Первое столкновение между ними произошло в 1844 году, когда Гоголь отдал распоряжение Шевыреву все деньги за собрание его сочинений передать на помощь бедным студентам. То поручение было дано одновременно Шевыреву, как представителю деловых интересов Гоголя в Москве, и Прокоповичу, как издателю этих сочинении. Посвящён в эту историю был и Плетнёв. Более Гоголь никого не хотел посвящать, в том числе и Александру Осиповну, зная её острый язычок и способность разнести самую наиинтимнейшую весть среди знакомых. На этот раз он обошёл её, и слух о его поступке (это был первый общественный поступок Гоголя на поприще его нового верования) добрался до неё окольными путями: ей просто пожаловались на Гоголя, который опять «чудит», снова ставит всех в недоумение, заставляя людей делать то, что они не желают, что, по их мнению, очередной перегиб и прихоть. Не смея сами ему это высказать, они пользуются посредничеством Александры Осиповны, и она выговаривает ему от их имени за то, что он лишает средств себя, не имеющего их, и маменьку, сестёр, которые живут в надежде помощи от него, что, наконец, у него есть долги, что подобное не делается тайно, что в таких делах надо быть проще. В письме Смирновой чувствуется обида «брата», которого не посвятили во всё «братское». С другой стороны, в нём слышен и её трезвый ум – ум, не принимающий таких выходок, ум, с точки зрения которого поступок Гоголя – «донкишотство».

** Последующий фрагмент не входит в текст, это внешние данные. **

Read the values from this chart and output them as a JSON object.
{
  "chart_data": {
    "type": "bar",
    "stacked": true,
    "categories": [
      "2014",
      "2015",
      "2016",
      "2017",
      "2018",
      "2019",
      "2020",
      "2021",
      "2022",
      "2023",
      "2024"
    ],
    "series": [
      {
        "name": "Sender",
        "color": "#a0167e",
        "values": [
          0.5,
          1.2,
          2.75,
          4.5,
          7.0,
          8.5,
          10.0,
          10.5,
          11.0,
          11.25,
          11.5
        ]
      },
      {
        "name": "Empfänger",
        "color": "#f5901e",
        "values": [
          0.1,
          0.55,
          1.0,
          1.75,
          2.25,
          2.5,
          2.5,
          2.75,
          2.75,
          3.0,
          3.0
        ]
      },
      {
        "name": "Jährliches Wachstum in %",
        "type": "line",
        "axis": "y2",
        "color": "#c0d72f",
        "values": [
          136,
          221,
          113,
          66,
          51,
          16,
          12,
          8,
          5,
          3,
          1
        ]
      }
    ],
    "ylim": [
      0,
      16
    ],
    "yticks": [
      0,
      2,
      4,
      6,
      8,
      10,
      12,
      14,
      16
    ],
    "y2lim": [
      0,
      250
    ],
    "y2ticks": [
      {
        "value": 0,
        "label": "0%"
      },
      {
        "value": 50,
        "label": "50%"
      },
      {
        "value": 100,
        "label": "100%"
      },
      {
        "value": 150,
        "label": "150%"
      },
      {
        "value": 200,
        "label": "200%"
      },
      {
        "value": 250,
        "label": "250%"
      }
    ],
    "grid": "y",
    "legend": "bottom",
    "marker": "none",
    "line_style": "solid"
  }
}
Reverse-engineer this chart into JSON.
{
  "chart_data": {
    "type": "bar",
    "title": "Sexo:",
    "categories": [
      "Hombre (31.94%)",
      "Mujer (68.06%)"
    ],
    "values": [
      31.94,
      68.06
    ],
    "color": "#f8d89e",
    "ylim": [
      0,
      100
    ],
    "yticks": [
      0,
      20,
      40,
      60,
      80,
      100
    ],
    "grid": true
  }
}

Столкновение это и непонимание, слышащееся в обвинениях в донкишотстве, побуждают Гоголя объясниться, хотя он сразу даёт почувствовать другу, что его решение было послано «не на усмотрение», а «на исполнение
» (выделено решительно Гоголем) и к этому вопросу он не намерен возвращаться. Тут искренний порыв Гоголя столкнулся с точкой зрения внешнего мира, который при первом движении его обновлённой души отказал ему в участии, сочувствии. Внешний мир восставал против этого поступка ввиду его вызывающего характера, ввиду того, что Гоголь этим самым вновь ставил себя вне этого мира, над ним.Давая урок своей корреспондентке, Гоголь пишет, что непонимание это давно стало его уделом, особенно со стороны людей литературы, которые всегда замкнуты на себе, считают своё литературное дело главным делом и не помышляют о том, что кто-то может ставить дело души выше литературы. На примере Плетнёва он показывает, как складывались его отношения с литераторами, когда он начинал и они принимали его как младшего. Уже тогда, пишет Гоголь, они не понимали меня до конца. «Я всегда умел уважать их достоинства и умел от каждого из них воспользоваться тем, что
(выделено Гоголем. – И. З.) каждый из них в силах был дать мне. Для этого у меня был всегда ум. Так как в уме моём была всегда многосторонность и как пользоваться другими и воспитываться была у меня всегда охота, то неудивительно, что мне всякий из них сделался приятелем… Но никогда никому из них я не навязывался на дружбу… ни от кого не требовал жить со мной душа в душу, разделять со мною мои мнения и т. п… я уже и тогда чувствовал, что любить мы должны всех более или менее, смотря по их достоинствам, но истинным и ближайшим другом, которому бы могли поверять мы всё до малейшего движения нашего сердца, мы должны избирать только одного бога». «Я бы никогда не мог высказать себя всего никому», – добавляет к этим словам Гоголь, внося в число не посвящаемых им в свои душевные тайны и… Пушкина. «И таково было положение дел до времени выезда моего из России. Никто из них меня не знал».«С тех пор, как я оставил Россию, произошла во мне великая перемена, – пишет Гоголь. – Душа
(выделено Гоголем. – И. З.) заняла меня всего…» Но этот процесс уже был скрыт от глаз приятелей. Когда же он вернулся… «они все встретили меня с разверстыми объятиями. Всякий из них, занятый литературным делом, кто журналом, кто другим, пристрастившись к одной какой-нибудь любимой идее и встречая в других противников своему мнению, ждал меня как какого-то мессию, которого ждут евреи, в уверенности, что я разделю его мысли и идеи, поддержу его и защищу против других, считая это первым условием и актом дружбы…». Так вели себя и Плетнёв (которому «вообразилось, что он по смерти Пушкина должен защищать его могилу изданием «Современника»), так вели себя Погодин, Шевырев, Аксаковы, Белинский, «…началось что-то вроде ревности… Каждый из них на месте меня составил себе свой собственный идеал, им же сочинённый образ и характер, и сражался с собственным своим сочинением в полной уверенности, что сражается со мною. Теперь, конечно, всё это смешно, и я могу, сказавши: «Дети, дети!», обратиться по-прежнему к своему делу».